Obama says ‘it’s my turn to say thank you’

President Barack Obama speaks during his farewell address at McCormick Place in Chicago, Tuesday, Jan. 10, 2017. (AP Photo/Pablo Martinez Monsivais)

President Barack Obama said in Tuesday’s farewell speech that this was his opportunity to say thank you for all the friendly greetings he has received in the last weeks of his presidency.

The outgoing president had barely begun his speech in Chicago before the crowd offered rhythmic cries of ‘four more years’.

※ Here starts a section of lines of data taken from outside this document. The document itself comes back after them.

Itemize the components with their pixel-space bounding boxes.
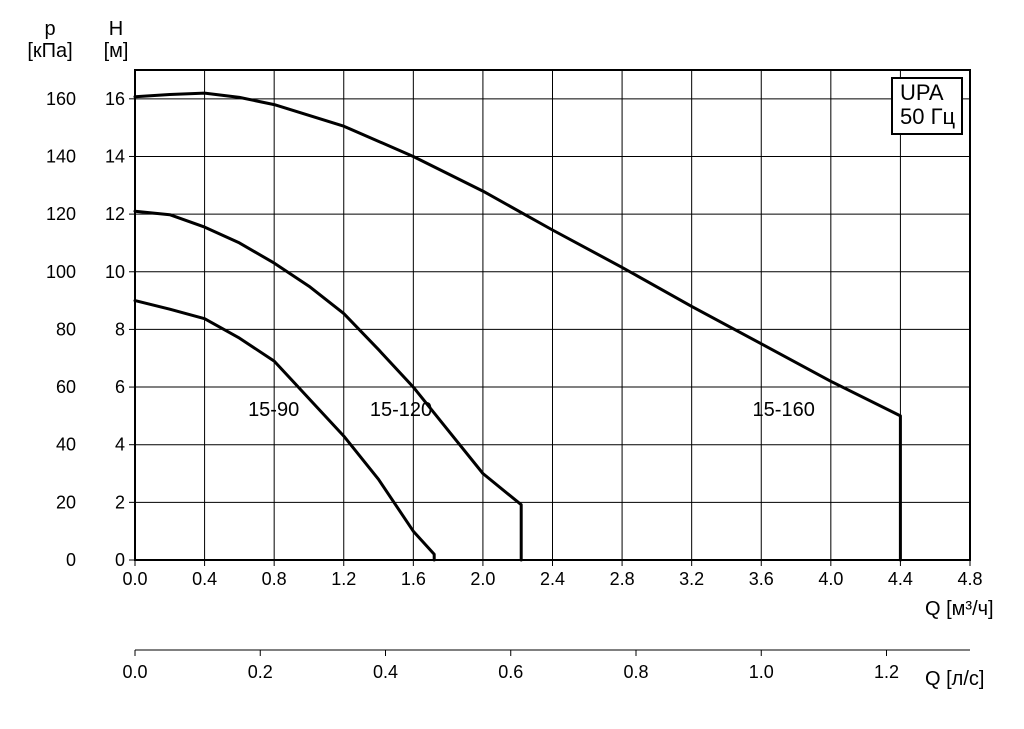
y-tick-label-p: 100 [46, 262, 76, 282]
y-axis-label-h: H [109, 18, 123, 40]
x2-tick-label: 1.2 [874, 662, 899, 682]
y-tick-label-h: 4 [115, 435, 125, 455]
y-tick-label-p: 80 [56, 319, 76, 339]
x-tick-label: 2.0 [470, 569, 495, 589]
y-tick-label-h: 10 [105, 262, 125, 282]
info-box-line: UPA [900, 80, 944, 105]
x-tick-label: 0.0 [122, 569, 147, 589]
x-tick-label: 4.8 [957, 569, 982, 589]
y-axis-label-h: [м] [104, 40, 129, 62]
y-tick-label-h: 0 [115, 550, 125, 570]
x-tick-label: 2.4 [540, 569, 565, 589]
x-tick-label: 4.0 [818, 569, 843, 589]
y-tick-label-h: 14 [105, 146, 125, 166]
x-tick-label: 1.6 [401, 569, 426, 589]
x-tick-label: 3.2 [679, 569, 704, 589]
x2-tick-label: 0.0 [122, 662, 147, 682]
x-tick-label: 2.8 [610, 569, 635, 589]
y-tick-label-h: 6 [115, 377, 125, 397]
pump-curve-chart: 0.0 0.4 0.8 1.2 1.6 2.0 2.4 2.8 3.2 3.6 4.0 4.4 4.8 Q… [0, 0, 1024, 729]
y-tick-label-p: 60 [56, 377, 76, 397]
x-axis-label-m3h: Q [м³/ч] [925, 598, 994, 620]
x-tick-label: 1.2 [331, 569, 356, 589]
x-tick-label: 0.8 [262, 569, 287, 589]
x2-tick-label: 1.0 [749, 662, 774, 682]
y-axis-label-p: p [44, 18, 55, 40]
y-tick-label-p: 120 [46, 204, 76, 224]
y-tick-label-p: 40 [56, 435, 76, 455]
x2-tick-label: 0.8 [623, 662, 648, 682]
y-tick-label-h: 2 [115, 492, 125, 512]
y-tick-label-p: 20 [56, 492, 76, 512]
x-tick-label: 4.4 [888, 569, 913, 589]
x2-tick-label: 0.6 [498, 662, 523, 682]
y-tick-label-h: 8 [115, 319, 125, 339]
y-tick-label-p: 0 [66, 550, 76, 570]
x-tick-label: 0.4 [192, 569, 217, 589]
curve-label-15-120: 15-120 [370, 399, 432, 421]
x-axis-label-ls: Q [л/с] [925, 668, 984, 690]
y-tick-label-h: 16 [105, 89, 125, 109]
x2-tick-label: 0.4 [373, 662, 398, 682]
x2-tick-label: 0.2 [248, 662, 273, 682]
curve-label-15-90: 15-90 [248, 399, 299, 421]
chart-bg [0, 0, 1024, 729]
x-tick-label: 3.6 [749, 569, 774, 589]
y-axis-label-p: [кПа] [27, 40, 72, 62]
y-tick-label-p: 160 [46, 89, 76, 109]
y-tick-label-h: 12 [105, 204, 125, 224]
curve-label-15-160: 15-160 [753, 399, 815, 421]
y-tick-label-p: 140 [46, 146, 76, 166]
info-box-line: 50 Гц [900, 104, 955, 129]
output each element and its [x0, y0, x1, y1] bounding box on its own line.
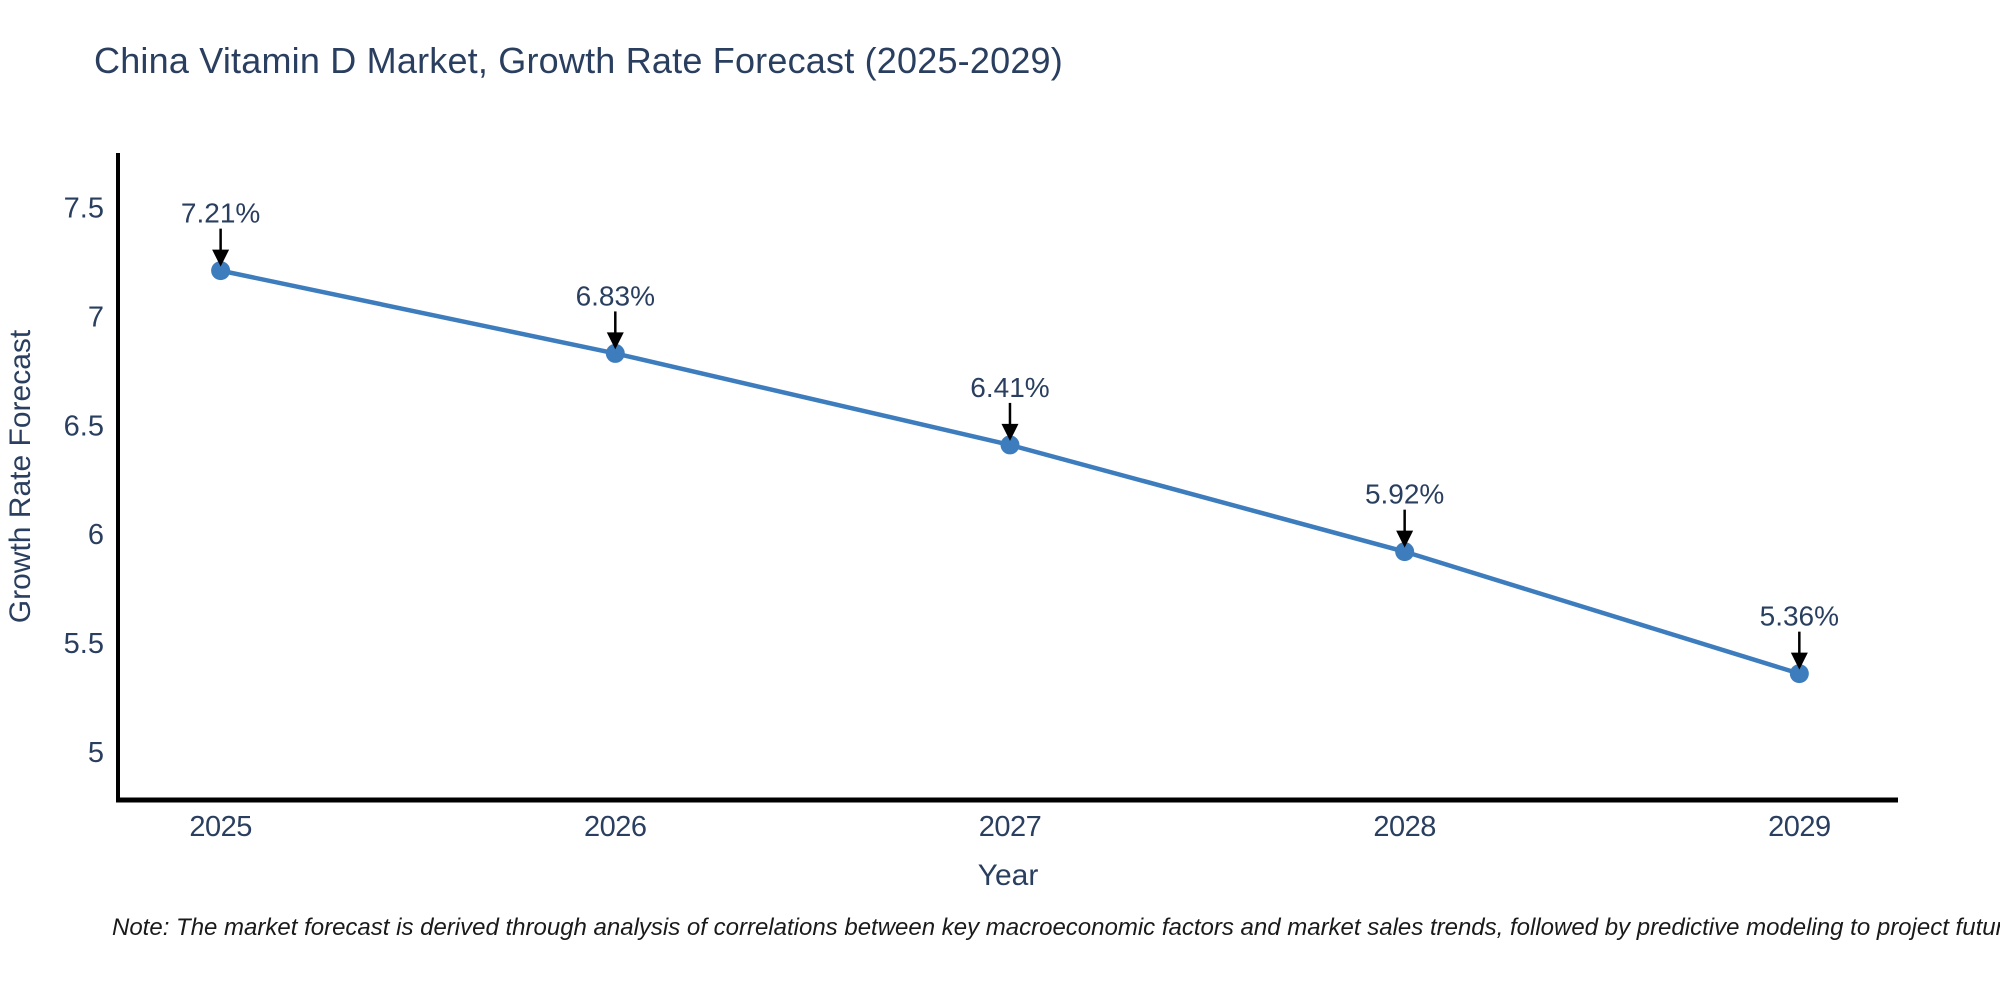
annotation-label: 5.92%	[1365, 479, 1444, 510]
x-tick-label: 2026	[584, 811, 647, 843]
x-tick-label: 2025	[189, 811, 252, 843]
annotation-label: 6.41%	[970, 372, 1049, 403]
y-axis-title: Growth Rate Forecast	[4, 329, 37, 623]
data-point-marker	[211, 261, 231, 281]
data-point-marker	[605, 343, 625, 363]
y-tick-label: 5.5	[64, 628, 104, 660]
y-tick-label: 5	[88, 737, 104, 769]
annotation-arrowhead-icon	[212, 249, 230, 267]
y-tick-label: 6.5	[64, 410, 104, 442]
data-point-marker	[1395, 542, 1415, 562]
data-point-marker	[1789, 664, 1809, 684]
x-tick-label: 2029	[1768, 811, 1831, 843]
x-tick-label: 2028	[1373, 811, 1436, 843]
annotation-label: 5.36%	[1760, 601, 1839, 632]
series-line	[218, 268, 1802, 676]
annotation-arrowhead-icon	[606, 332, 624, 350]
annotation-arrowhead-icon	[1001, 423, 1019, 441]
y-tick-label: 6	[88, 519, 104, 551]
x-tick-label: 2027	[979, 811, 1042, 843]
annotation-label: 7.21%	[181, 198, 260, 229]
chart-title: China Vitamin D Market, Growth Rate Fore…	[94, 40, 1063, 81]
x-axis-title: Year	[978, 859, 1039, 892]
annotation-arrowhead-icon	[1790, 652, 1808, 670]
annotation-arrowhead-icon	[1396, 530, 1414, 548]
y-tick-label: 7	[88, 301, 104, 333]
chart-footnote: Note: The market forecast is derived thr…	[112, 914, 2000, 941]
annotation-label: 6.83%	[576, 280, 655, 311]
data-point-marker	[1000, 435, 1020, 455]
y-tick-label: 7.5	[64, 192, 104, 224]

The mantra has become a slogan among many of the president’s listeners, who would like to see him sitting in the White House for another term. But the U.S. Constitution only allows for two terms, eight years, before the inexorable end for each sitting president.

‘I cannot’, was his answer to the ‘demand’ of ‘four more years’.

Obama gave his original acceptance speech in his hometown of Chicago, where he arrived as a young man, and began with church work and had his political awakening.

To cheers and the sound of U2’s ‘City of Blinding Lights’ he opened with the classic phrase ‘my fellow Americans.’

‘It’s good to be home. Michelle and I have been touched by all the congratulations we have received in recent weeks, and tonight it’s my turn to say thank you.

Our conversations with the American people across the country, and at all levels, is what has kept me inspired, and kept me going’, said Obama to further cheers.

In his speech, he referred both to his own campaign slogan, and the US Constitution.

‘Change only happens when ordinary people become involved and committed, and demand change. After eight years, I still think about it.

It is the beating heart behind the idea of America. The belief that we are all created equal, with certain inalienable rights – the right to life, liberty, and to seek our fortunes’, said the outgoing president, quoting directly from the Declaration of Independence, written in 1776.